E se così non fosse: è possibile che neppure il curatore nominato con la sentenza di fallimento possa sciogliersi dalla “transazione concordataria” … qualora ne valuti la convenienza? (anziché subentrarvi automaticamente)

In ogni caso rimarrebbero salvi gli effetti degli atti, dei pagamenti e delle garanzie posti legalmente in essere in pendenza e/o in esecuzione del concordato preventivo.

I dubbi sollevati sono stati alimentati anche dalle affermazioni contenute nella citata sentenza del tribunale di Modena, secondo la quale la procedura fallimentare è giuridicamente incompatibile con quella di concordato, per cui dalla dichiarazione di fallimento deriva la chiusura del (la fase esecutiva del) concordato preventivo, seppure non eseguito... (Evidentemente il collegio modenese intendeva la chiusura della fase esecutiva concordato preventivo, visto che l'art. 181 l. fall. stabilisce che "la procedura di concordato preventivo si chiude con il decreto di omologazione". Ciò significa che, una volta pronunciata l'omologazione, non può più parlarsi di pendenza della procedura di concordato preventivo: così Cass. Civ. n. 2695/2016, richiamata dalla sentenza del Tr. di Napoli Nord).

A maggior ragione.

Siamo sicuri che l'obbligatorietà del concordato omologato per tutti i creditori anteriori non valga soltanto ai fini della (e fino alla) istruttoria prefallimentare ?

E soprattutto.

All'interno del nuovo scenario fallimentare, siamo certi che il curatore sia per forza vincolato dall'accordo transattivo tra debitore e creditori (da questi ultimi non risolto) ... e non possa decidere se subentrarvi o sciogliersi, dopo aver effettuato una valutazione di convenienza per la “nuova massa dei creditori” ?

Valutazione di convenienza che diverrebbe ancora più interessante se il curatore potesse, poi, beneficiare anche degli effetti della consecuzione delle procedure; quali - per esempio - la retrodatazione dei termini per agire in revocatoria, al fine di riacquisire al patrimonio del debitore fallito quei beni che ne sono usciti in pregiudizio della massa dei creditori.

Oggi molti creditori (unici legittimati ex art. 186 l. fall.) non agiscono per la risoluzione perché preferiscono lo “stallo” di un concordato ineseguito rispetto ad una dichiarazione di fallimento "in consecuzione". Dichiarazione di fallimento in consecuzione che - retroagendo alla data di pubblicazione nel registro delle imprese del ricorso di cui all'art. 161 l. fall. - li espone al rischio di revocatoria, e quindi (non solo di non incassare nella percentuale concordataria, ma) di restituire somme eventualmente percepite in violazione delle regole della par condicio creditorum.

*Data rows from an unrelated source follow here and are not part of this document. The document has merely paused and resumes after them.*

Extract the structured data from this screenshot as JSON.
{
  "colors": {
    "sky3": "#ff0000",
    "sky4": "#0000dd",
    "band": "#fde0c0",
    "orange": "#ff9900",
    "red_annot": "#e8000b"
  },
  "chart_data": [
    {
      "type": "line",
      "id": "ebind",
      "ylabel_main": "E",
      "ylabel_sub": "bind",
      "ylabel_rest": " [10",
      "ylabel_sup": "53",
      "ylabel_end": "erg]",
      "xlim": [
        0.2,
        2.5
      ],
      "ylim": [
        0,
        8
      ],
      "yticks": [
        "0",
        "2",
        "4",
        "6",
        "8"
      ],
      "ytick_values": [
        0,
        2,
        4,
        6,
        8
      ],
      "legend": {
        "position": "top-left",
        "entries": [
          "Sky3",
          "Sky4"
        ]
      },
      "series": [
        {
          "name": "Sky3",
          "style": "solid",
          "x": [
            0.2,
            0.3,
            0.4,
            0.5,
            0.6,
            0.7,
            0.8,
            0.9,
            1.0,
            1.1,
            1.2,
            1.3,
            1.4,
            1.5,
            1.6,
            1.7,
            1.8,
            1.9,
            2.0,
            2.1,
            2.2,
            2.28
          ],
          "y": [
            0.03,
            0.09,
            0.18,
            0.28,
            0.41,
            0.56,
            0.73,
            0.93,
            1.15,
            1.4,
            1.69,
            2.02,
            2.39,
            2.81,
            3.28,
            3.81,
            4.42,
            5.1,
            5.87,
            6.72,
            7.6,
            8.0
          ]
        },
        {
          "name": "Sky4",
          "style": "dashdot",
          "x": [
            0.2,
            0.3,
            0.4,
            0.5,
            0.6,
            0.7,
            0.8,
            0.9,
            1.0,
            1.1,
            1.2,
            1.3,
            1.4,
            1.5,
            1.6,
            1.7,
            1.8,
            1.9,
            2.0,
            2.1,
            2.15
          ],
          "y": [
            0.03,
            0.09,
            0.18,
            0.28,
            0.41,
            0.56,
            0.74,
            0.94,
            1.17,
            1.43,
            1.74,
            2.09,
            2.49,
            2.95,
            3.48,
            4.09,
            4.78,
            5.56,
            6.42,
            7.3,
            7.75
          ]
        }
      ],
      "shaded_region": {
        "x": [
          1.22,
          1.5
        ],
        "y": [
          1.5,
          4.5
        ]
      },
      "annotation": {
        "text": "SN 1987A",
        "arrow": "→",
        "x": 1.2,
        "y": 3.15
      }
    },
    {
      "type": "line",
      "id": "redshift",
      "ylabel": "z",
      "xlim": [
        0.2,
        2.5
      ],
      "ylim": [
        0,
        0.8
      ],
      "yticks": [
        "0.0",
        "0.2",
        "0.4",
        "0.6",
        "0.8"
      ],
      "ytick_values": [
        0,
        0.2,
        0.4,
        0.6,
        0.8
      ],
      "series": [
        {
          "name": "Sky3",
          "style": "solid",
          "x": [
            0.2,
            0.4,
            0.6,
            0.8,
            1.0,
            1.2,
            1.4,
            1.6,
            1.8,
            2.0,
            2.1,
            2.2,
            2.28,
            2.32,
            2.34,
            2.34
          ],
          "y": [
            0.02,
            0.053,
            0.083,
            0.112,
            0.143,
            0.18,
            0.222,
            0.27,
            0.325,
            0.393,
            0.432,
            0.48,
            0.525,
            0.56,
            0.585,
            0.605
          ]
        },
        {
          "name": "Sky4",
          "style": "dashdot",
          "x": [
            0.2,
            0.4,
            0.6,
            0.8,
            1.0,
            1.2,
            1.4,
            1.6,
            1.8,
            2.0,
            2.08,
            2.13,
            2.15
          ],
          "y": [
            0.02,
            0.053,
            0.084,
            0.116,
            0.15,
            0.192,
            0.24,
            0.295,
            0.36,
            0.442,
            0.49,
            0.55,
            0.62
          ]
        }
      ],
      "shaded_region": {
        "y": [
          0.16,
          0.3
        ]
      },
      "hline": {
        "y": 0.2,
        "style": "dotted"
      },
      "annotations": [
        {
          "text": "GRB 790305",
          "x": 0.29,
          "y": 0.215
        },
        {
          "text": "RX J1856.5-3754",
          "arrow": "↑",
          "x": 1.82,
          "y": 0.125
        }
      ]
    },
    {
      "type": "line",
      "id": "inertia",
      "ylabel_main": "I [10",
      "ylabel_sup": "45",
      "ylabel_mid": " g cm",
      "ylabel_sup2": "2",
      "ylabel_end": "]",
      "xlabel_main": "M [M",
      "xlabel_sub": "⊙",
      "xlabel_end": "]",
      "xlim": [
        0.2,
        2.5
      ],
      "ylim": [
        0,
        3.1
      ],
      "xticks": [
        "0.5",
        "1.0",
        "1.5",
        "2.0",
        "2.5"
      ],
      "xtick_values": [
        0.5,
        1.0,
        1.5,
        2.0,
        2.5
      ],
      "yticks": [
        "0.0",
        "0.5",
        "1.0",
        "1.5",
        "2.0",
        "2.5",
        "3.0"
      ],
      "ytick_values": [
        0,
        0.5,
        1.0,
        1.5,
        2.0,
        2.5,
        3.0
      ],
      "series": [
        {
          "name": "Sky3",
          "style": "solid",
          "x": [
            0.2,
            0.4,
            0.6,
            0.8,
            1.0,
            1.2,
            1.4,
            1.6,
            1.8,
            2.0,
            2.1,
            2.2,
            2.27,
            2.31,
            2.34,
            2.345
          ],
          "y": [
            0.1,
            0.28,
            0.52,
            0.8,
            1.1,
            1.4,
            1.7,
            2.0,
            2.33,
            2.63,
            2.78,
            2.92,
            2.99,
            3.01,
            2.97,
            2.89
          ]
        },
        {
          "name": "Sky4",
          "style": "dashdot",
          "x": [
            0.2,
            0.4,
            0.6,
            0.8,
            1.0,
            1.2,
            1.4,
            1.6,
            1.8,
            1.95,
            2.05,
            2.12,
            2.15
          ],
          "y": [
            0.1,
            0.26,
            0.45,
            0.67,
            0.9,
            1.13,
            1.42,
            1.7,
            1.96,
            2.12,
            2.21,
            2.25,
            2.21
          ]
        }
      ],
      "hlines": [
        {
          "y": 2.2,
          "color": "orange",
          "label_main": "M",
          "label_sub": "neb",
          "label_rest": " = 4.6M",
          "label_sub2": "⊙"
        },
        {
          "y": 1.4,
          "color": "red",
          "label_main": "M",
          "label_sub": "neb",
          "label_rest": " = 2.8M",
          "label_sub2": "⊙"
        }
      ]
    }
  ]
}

Riflettendoci: non mi pare completamente insensato ipotizzare che, una volta dichiarato il “fallimento senza risoluzione”, possa lasciarsi al curatore la decisione di subentrare o sciogliersi dal patto concordatario non risolto, con tutte le conseguenze che deriverebbero dall'una o dall'altra scelta (ancora, a me, non del tutto chiare).

Sono consapevole che le possibili soluzioni agli interrogativi sollevati rischiano di essere influenzate più dalla necessità di “soluzioni pratiche” che da una consolidata interpretazione ed applicazione dell'attuale diritto fallimentare.

Ma, allo stesso tempo, non sembrano né eccessivamente anarchiche né per forza incompatibili con quanto affermato nella sentenza della Corte Costituzionale del 2004, alla quale pure sono seguite riforme e nuove elaborazioni dottrinarie e giurisprudenziali degli istituti in commento.